Not once did Rosenwald mention the firm’s 1985 initial public offering, which turned it from a partnership funded by its profits and its senior employees to a public company dependent on its shareholders.

Greenberg’s son Ted in his own eulogy drew an implicit contrast between how his father led the firm compared with the banks he competed with (Bear was the smallest of the “big five” investment banks on Wall Street before its collapse), saying that Greenberg helped grow the firm from 120 employees when he arrived in 1949 to 10,000 when he resigned the chairmanship, without a single acquisition of a firm larger than 30 employees.

This was in contrast to its competitors, which grew into behemoths thanks to merger-hungry chief executives. This was in addition to its policy that executives donate 4% of their salaries to charity and their reluctance to fire employees was “more characteristic of a family than a corporation.”

Greenberg was also famously thrifty, telling his employees in a memo to save paper clips.

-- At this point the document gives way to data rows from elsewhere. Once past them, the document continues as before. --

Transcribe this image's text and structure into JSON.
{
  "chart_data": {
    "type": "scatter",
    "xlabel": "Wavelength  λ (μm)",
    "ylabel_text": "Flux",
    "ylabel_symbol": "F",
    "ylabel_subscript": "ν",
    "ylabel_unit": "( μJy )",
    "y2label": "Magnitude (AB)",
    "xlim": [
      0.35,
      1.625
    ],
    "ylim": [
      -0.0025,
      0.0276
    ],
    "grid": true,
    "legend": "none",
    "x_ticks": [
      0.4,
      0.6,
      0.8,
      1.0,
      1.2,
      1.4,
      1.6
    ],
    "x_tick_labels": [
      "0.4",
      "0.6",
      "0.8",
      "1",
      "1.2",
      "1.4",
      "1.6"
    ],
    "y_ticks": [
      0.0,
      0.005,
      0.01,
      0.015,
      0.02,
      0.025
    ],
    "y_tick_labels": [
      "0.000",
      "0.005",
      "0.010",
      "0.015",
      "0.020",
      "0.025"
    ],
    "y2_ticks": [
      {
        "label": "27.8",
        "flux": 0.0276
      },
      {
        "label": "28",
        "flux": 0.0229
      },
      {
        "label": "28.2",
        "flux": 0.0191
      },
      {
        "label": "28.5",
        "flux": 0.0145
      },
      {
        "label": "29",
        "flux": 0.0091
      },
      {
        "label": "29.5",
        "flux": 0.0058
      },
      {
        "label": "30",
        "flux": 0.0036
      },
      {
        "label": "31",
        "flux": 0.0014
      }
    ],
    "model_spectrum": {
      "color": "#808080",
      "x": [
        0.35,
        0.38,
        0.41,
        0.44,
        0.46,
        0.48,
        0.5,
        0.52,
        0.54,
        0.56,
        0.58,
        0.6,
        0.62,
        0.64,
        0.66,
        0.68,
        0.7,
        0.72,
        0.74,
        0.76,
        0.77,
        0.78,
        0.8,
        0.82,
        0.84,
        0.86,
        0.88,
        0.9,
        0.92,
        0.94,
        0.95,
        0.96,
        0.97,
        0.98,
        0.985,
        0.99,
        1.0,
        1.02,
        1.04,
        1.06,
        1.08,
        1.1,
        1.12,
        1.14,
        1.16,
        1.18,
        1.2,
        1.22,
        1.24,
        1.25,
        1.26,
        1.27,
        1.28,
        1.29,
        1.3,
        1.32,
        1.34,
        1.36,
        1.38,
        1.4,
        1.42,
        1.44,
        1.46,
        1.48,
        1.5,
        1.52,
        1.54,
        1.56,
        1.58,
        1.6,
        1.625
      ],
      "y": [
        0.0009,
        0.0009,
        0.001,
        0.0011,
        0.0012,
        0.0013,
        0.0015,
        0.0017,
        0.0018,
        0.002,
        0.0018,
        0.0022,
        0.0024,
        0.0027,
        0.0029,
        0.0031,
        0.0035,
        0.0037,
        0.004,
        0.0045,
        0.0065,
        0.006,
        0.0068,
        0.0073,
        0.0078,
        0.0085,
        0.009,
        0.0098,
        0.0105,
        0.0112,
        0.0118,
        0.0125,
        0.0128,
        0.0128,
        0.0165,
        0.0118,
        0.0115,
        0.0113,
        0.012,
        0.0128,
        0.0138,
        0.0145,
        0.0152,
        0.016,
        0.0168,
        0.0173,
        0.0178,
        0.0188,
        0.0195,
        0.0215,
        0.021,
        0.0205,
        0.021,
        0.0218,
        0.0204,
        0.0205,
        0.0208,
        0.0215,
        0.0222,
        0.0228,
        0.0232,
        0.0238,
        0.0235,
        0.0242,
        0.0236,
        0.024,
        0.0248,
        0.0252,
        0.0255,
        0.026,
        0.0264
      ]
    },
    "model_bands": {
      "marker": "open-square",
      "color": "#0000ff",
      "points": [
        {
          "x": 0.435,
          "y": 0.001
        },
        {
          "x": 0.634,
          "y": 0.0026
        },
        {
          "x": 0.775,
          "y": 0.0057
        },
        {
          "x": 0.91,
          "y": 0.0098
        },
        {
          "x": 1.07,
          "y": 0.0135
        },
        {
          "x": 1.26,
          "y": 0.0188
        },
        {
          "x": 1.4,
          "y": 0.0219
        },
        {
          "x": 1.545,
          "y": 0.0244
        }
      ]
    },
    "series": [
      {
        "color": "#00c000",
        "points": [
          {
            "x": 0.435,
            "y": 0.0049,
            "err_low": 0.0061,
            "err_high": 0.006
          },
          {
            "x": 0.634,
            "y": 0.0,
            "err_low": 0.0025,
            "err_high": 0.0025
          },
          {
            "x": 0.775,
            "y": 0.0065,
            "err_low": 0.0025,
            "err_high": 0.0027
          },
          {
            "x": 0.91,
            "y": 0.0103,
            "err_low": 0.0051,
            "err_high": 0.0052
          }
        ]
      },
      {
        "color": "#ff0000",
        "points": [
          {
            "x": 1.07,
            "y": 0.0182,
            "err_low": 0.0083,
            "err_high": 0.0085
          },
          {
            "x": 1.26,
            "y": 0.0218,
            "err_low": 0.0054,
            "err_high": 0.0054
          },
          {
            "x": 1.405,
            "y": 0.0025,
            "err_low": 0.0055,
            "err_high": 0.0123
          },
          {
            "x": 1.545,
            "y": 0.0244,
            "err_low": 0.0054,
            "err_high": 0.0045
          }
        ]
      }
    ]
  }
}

He had a small office and mainly worked at a desk on Bear’s trading floor, and asked his wife to be buried “in the simplest casket available,” his son Ted said, reading from his father’s instructions.

“I think spending money on an expensive casket is a waste of money, if you can’t find one cheap enough, let me know and I will build one in my workshop in the Hamptons,” Greenberg wrote in his funeral instructions.

This too was an implicit contrast to the lavishness that marked pre-crash Wall Street, like when Merrill Lynch CEO John Thain reportedly spent $1.2 million when he took the job in December 2007. Less than a year later, Merrill Lynch was nearly bankrupt and had to be rescued by Bank of America.

Greenberg was laid to rest in a $600 finished nutmeg casket. “Sorry, Dad, we couldn’t do it,” his son said. “We’ll try to make it back at the Harmonie Club shiva.”

At the beginning of the service, two members of the American Society of Magicians, of which Greenberg was a longtime member, broke his wand.

“When he was initiated into the magic fraternity, he was presented with this wand, an ancient emblem of mystery and power,” Jerry Deutsch, a friend and fellow magician said, holding the wand. “However, when a magician dies, the wand has no further meaning, no authority. It becomes just a piece of wood, and the spell is broken.”